I mesi trascorsi sono stati ad altissima concentrazione di tensione, di lavoro, cambiamento e, se permettete, tradimento perché la scelta che ha fatto Caterina Chinnici brucia ancora. Dopo la sconfitta di settembre e la ripartenza di febbraio ci rivediamo, oggi, per analizzare gli esiti della tornata amministrativa. Al congresso nazionale abbiamo sostenuto fortemente e con convinzione la candidatura di Elly Schlein proprio perché crediamo che un profondo rinnovamento sia necessario per rilanciare il nostro partito. Sotto questo profilo chiediamo a tutti i livelli del partito regionale di contribuire al rilancio dell’unica forza che potrà arginare lo strapotere di questa destra che nella nostra regione ha dimostrato di voler ricostruire, con le clientele più spregiudicate, il serbatoio di voti utile per una politica che guarda solo al nord. I moderni ascari di questa maggioranza, con in testa il Presidente della Regione, devono vedere un partito unito in Sicilia come nel resto della nazione.

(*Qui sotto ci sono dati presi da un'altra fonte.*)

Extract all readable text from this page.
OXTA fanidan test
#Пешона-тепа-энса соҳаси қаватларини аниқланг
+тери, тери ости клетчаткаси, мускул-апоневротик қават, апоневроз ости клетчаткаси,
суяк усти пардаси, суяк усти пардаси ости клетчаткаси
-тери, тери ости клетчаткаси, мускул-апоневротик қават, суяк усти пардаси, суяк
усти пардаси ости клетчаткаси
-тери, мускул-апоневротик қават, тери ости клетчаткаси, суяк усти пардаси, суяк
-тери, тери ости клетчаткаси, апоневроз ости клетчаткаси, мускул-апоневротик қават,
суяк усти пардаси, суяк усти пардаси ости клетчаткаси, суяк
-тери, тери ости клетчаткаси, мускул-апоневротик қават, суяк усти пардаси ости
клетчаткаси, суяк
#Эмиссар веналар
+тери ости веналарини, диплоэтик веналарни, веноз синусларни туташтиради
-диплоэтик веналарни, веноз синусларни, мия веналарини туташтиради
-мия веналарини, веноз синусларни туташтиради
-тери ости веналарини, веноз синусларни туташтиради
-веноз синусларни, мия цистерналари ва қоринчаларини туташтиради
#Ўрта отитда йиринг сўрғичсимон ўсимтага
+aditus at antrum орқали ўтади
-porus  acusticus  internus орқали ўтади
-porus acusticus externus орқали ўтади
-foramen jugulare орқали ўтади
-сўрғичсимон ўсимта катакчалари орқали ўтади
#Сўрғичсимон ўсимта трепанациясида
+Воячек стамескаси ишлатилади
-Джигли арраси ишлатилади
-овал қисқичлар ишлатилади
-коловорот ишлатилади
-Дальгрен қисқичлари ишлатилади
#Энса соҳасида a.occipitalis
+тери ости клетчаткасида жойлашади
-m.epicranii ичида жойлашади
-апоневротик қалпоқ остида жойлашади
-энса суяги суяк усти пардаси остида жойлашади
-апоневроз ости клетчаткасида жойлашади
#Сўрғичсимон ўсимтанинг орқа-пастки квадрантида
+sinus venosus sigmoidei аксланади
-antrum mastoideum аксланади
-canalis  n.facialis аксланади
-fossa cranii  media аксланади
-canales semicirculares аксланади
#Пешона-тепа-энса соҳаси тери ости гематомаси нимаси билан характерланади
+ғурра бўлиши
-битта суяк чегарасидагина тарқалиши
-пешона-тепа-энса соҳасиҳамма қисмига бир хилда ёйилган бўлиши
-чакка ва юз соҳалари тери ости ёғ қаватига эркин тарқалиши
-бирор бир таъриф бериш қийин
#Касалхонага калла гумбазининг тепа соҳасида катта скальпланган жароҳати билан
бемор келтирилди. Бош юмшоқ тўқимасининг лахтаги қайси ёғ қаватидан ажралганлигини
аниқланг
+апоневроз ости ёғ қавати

Inutile tentennare, la sconfitta è stata netta, incassiamo il colpo consapevoli di essere stati colpiti, lì dove meno ce lo aspettavamo, nelle città, nelle amministrazioni locali, con un sistema elettorale che se in teoria ci favorisce col doppio turno – da sempre favorevole al centrosinistra – in pratica punisce tragicamente le liste del PD con l’insopportabile meccanismo del trascinamento, della scheda unica e con il diabolico sistema di ripartizione dei seggi per coalizione che, comune per comune, ci strappa eletti. E al danno del risultato si aggiunge la beffa della paternità di questa legge elettorale per la scelta di una parte del gruppo dirigente di allora(!).
Come ebbi a dire nelle conclusioni della direzione dello scorso autunno mi rimetto – come sempre – alle valutazioni di questo organismo.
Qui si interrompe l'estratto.